A subida do preço dos combustíveis fez aumentar as
despesas, tendo sido 2017 “o
ano em que os custos da gasolina subiram”, como disse Lacerda, justificando a
subida de 6,5% dos gastos operacionais para 633,1 milhões de euros. Ainda
assim, as receitas dos CTT subiram 2,5% para 714,3 milhões de euros.
A boa notícia é que o segmento de expresso e encomendas
está a subir os volumes.
***
O plano de reestruturação resultante das
vicissitudes por que vem passando este grupo empresarial vai a bom ritmo, mas as
indemnizações pesam – e muito – nas contas.
Os CTT apresentaram um plano de reestruturação para obviar à queda no
tráfego do correio e no negócio dos certificados. Essa estratégia inclui um
plano para fechar 22 balcões de norte a sul do país e eliminar 1.000 postos de
trabalho até 2020, através de rescisões por mútuo acordo.
Da lista de lojas a encerrar, Francisco Lacerda referiu “20 lojas a menos e 23
postos a mais”. Ou seja, a empresa fechou duas dezenas
de balcões, passando-os a postos do correio, que são geridos por terceiros.
O fecho das lojas permite à companhia reduzir os custos fixos.
Quanto aos trabalhadores, o gestor avançou que a empresa já rescindiu com
mais de 200. Desse número, 161 pessoas saíram no 4.º trimestre do ano passado,
o que levou líder dos CTT a dar nota do bom ritmo do programa em curso,
afirmando haver “uma aceitação das pessoas em relação às propostas que são
feitas”. Ora, as saídas permitem poupar nas despesas, mas não no
imediato.
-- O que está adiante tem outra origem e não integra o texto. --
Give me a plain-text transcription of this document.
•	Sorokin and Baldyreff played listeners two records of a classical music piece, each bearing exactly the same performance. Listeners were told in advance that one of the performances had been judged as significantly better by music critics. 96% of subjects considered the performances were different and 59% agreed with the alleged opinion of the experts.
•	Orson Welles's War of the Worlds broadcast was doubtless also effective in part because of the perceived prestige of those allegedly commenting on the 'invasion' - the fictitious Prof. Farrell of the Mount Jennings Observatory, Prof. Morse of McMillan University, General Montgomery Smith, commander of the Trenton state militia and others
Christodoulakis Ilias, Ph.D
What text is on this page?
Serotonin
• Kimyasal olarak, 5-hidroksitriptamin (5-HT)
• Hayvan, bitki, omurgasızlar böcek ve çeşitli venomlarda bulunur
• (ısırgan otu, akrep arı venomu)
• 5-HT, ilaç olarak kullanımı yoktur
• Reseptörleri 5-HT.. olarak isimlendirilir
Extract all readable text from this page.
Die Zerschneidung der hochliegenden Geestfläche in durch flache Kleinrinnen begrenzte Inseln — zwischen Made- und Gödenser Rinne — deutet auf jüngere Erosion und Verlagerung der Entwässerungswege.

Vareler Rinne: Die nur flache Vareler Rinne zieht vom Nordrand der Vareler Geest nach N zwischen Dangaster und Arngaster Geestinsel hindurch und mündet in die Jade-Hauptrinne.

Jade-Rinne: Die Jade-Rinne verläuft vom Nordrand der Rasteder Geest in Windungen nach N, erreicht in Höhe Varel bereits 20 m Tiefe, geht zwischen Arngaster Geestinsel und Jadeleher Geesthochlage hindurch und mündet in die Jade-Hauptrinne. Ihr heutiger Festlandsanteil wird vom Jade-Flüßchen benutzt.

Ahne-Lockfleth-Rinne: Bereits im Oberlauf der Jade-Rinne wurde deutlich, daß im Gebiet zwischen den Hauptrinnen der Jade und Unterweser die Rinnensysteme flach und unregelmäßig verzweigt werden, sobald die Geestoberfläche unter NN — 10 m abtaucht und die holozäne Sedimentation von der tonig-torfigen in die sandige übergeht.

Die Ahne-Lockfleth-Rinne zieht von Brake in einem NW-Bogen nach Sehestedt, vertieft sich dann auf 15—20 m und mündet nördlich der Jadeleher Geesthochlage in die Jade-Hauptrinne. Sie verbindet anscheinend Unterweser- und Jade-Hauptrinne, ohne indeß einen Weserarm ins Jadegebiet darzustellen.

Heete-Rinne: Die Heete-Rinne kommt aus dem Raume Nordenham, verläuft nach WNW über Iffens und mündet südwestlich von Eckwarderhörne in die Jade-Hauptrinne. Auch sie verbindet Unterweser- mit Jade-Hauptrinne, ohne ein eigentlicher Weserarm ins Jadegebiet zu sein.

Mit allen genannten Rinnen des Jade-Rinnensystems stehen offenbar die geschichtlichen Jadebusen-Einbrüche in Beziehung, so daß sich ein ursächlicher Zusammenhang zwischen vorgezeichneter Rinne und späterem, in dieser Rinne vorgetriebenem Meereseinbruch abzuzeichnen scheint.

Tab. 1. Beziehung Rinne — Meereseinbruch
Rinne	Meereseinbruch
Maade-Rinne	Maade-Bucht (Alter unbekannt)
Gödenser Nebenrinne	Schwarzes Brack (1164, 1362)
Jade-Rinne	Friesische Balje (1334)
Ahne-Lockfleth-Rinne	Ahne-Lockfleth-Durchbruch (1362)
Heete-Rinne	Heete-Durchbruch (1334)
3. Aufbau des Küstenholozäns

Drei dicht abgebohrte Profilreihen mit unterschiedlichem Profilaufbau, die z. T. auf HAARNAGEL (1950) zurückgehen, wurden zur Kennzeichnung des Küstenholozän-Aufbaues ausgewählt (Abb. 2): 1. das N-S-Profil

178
Por isso, no curto prazo, o efeito foi precisamente o oposto: os CTT
tiveram de pagar “quase 12 milhões de euros” em indemnizações aos trabalhadores
que saíram. E ainda falta debater a saída de mais 800.
E, por falar em despesas, a rubrica dos gastos operacionais
cresceu 6,5%, com a empresa
a registar despesas na ordem dos 633,1 milhões de euros. Confrontado com este
número, o gestor apontou para os preços dos combustíveis: “2017 foi um ano em que os custos da gasolina subiram e somos sensíveis
a isso”. Mas obviamente não foi só isso.
***
O grande projeto dos CTT para o futuro é a aposta numa nova área, diferente
do negócio do correio, que está em queda face à digitalização das
comunicações. Trata-se do Banco CTT, que fechou o ano com
depósitos superiores a 619 milhões de euros, num total de 285 mil clientes.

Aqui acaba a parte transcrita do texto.